I say this all because the one professional bullet I have seemed to avoid as a poetry major during the Great Recession is that of a waiter. No, I never did don an apron and a fake smile. This surprises me, even now, especially considering my love for being phony and wearing a uniform. But somehow I dodged it entirely.
So now that we're nearly two years into this pandemic, I have become something of a waiter around the house. It is, of course, an unpaid gig. The boss (my husband) is quite exacting. My customers (our three dogs) might be even worse. I have to say, though, I have learned a lot during these last few months in this new domestic role. I'm here to share some thoughts with you.

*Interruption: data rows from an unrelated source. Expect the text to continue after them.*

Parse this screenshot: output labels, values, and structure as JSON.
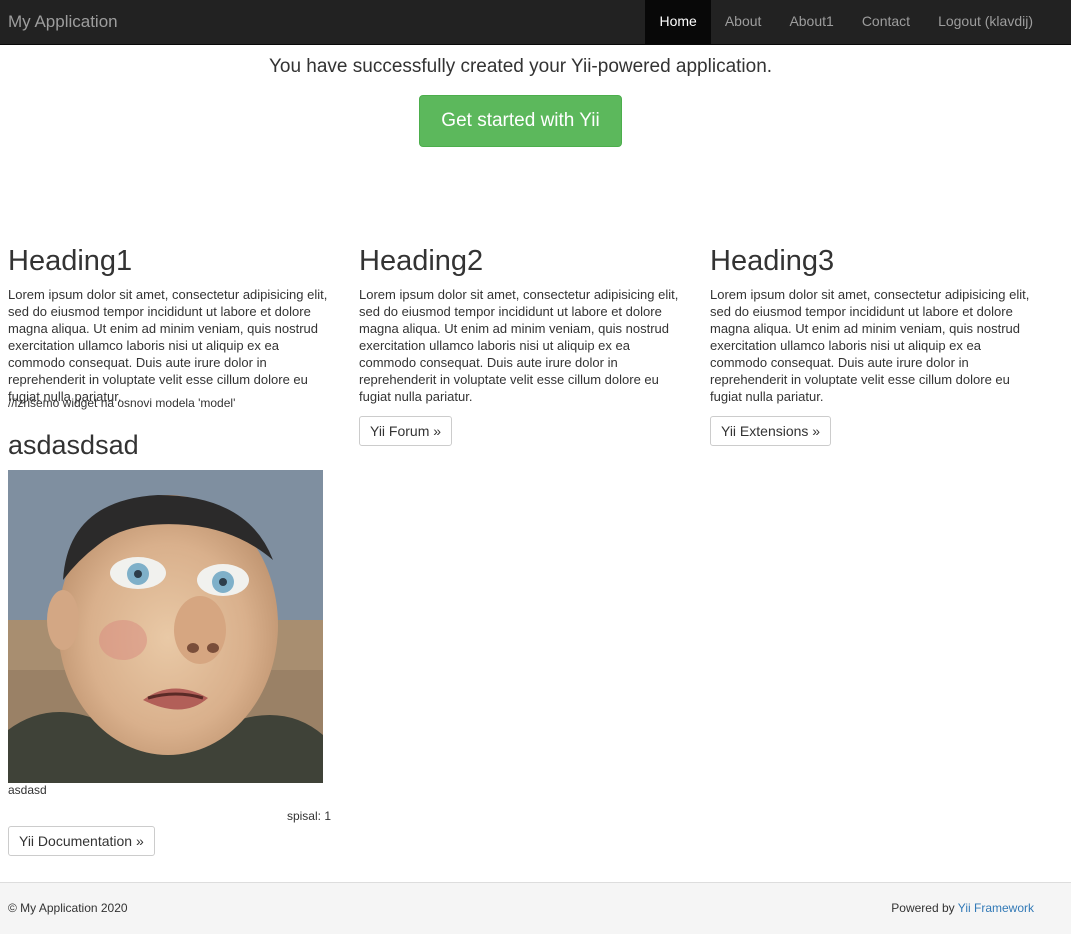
{
  "navbar": {
    "brand": "My Application",
    "items": [
      {
        "label": "Home",
        "active": true
      },
      {
        "label": "About",
        "active": false
      },
      {
        "label": "About1",
        "active": false
      },
      {
        "label": "Contact",
        "active": false
      },
      {
        "label": "Logout (klavdij)",
        "active": false
      }
    ]
  },
  "jumbotron": {
    "lead": "You have successfully created your Yii-powered application.",
    "button": "Get started with Yii"
  },
  "columns": [
    {
      "heading": "Heading1",
      "text": "Lorem ipsum dolor sit amet, consectetur adipisicing elit, sed do eiusmod tempor incididunt ut labore et dolore magna aliqua. Ut enim ad minim veniam, quis nostrud exercitation ullamco laboris nisi ut aliquip ex ea commodo consequat. Duis aute irure dolor in reprehenderit in voluptate velit esse cillum dolore eu fugiat nulla pariatur.",
      "button": "Yii Documentation »"
    },
    {
      "heading": "Heading2",
      "text": "Lorem ipsum dolor sit amet, consectetur adipisicing elit, sed do eiusmod tempor incididunt ut labore et dolore magna aliqua. Ut enim ad minim veniam, quis nostrud exercitation ullamco laboris nisi ut aliquip ex ea commodo consequat. Duis aute irure dolor in reprehenderit in voluptate velit esse cillum dolore eu fugiat nulla pariatur.",
      "button": "Yii Forum »"
    },
    {
      "heading": "Heading3",
      "text": "Lorem ipsum dolor sit amet, consectetur adipisicing elit, sed do eiusmod tempor incididunt ut labore et dolore magna aliqua. Ut enim ad minim veniam, quis nostrud exercitation ullamco laboris nisi ut aliquip ex ea commodo consequat. Duis aute irure dolor in reprehenderit in voluptate velit esse cillum dolore eu fugiat nulla pariatur.",
      "button": "Yii Extensions »"
    }
  ],
  "widget": {
    "comment": "//izrišemo widget na osnovi modela 'model'",
    "title": "asdasdsad",
    "caption": "asdasd",
    "author": "spisal: 1"
  },
  "footer": {
    "copyright": "© My Application 2020",
    "powered_prefix": "Powered by",
    "powered_link": "Yii Framework",
    "link_color": "#337ab7"
  },
  "colors": {
    "navbar_bg": "#222222",
    "success": "#5cb85c",
    "footer_bg": "#f5f5f5"
  }
}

First is that we sit at the dining room table nearly every night. The habit began for two reasons. The first is that we had not been to any restaurants and wanted to start looking forward to something at the height of lockdown. Sunday dinners flowed into Monday, then to Tuesday and so on. It helped that I was unemployed for periods of time over the last year. I had a lot of time to clean the linens and plan my menu, if nothing else.
I felt a bit slovenly sitting on the couch to eat dinner in front of a television. A plate of homemade gnocchi, balanced on my knee and my body tilted away from the dogs, was somehow diminished in the harsh blue light of the TV. All that work to wolf everything down during the opening credits of 'The Walking Dead'? How pitiful, I thought. So, dining room table it is for the foreseeable future. A habit that we're sticking to as the light of the COVID tunnel drawers ever nearer.
And what has been on the table has become just as important during these little rituals of ours. There are taper candles in brass holders from a flea market. I found the simple candles at a dollar store—how can one resist when elegance is so cheap? We light these with matches from the hotels we used to stay at. I sometimes light a cigarette as a digestif off the candle. It's as good a reason as any to avoid tea lights, which are small and I tend to have to bend my head down too far to light my Marlboro.
We turn on some music and use proper cotton napkins. Nothing fancy. In fact, they're stained with coffee and someone's lipstick from a past dinner party. But they feel good. Like the antique silver from my great-aunt. We made a trivet out of an old piece of tile so I can set a hot pot directly on the table. And still, there was a small burn mark on the tablecloth when I went to wash it the next day. Oh well. A small price to pay to turn the entire downstairs of my house into a four-star restaurant, I think.
The beauty of these rituals is that they are attainable. Nothing I am doing is particularly special. Sometimes dinner is frozen ravioli but I'll serve it on a platter with mint from our herb garden. Sometimes it's Chinese takeout, which we eat under candlelight with those cheap, splintery chopsticks. What I am saying is this: the rituals matter now. They have gravity now. If we aren't making these moments special ... well, who will do it for us?
If nothing else, the pandemic has taught me just that. That these little moments of relaxation and indulgence are the respite we need. I was forced to make this house a little of everything: a hotel, an office, a movie theater, a restaurant. And while I may have failed a good bit, it was, as the old adage goes, the thought that counts.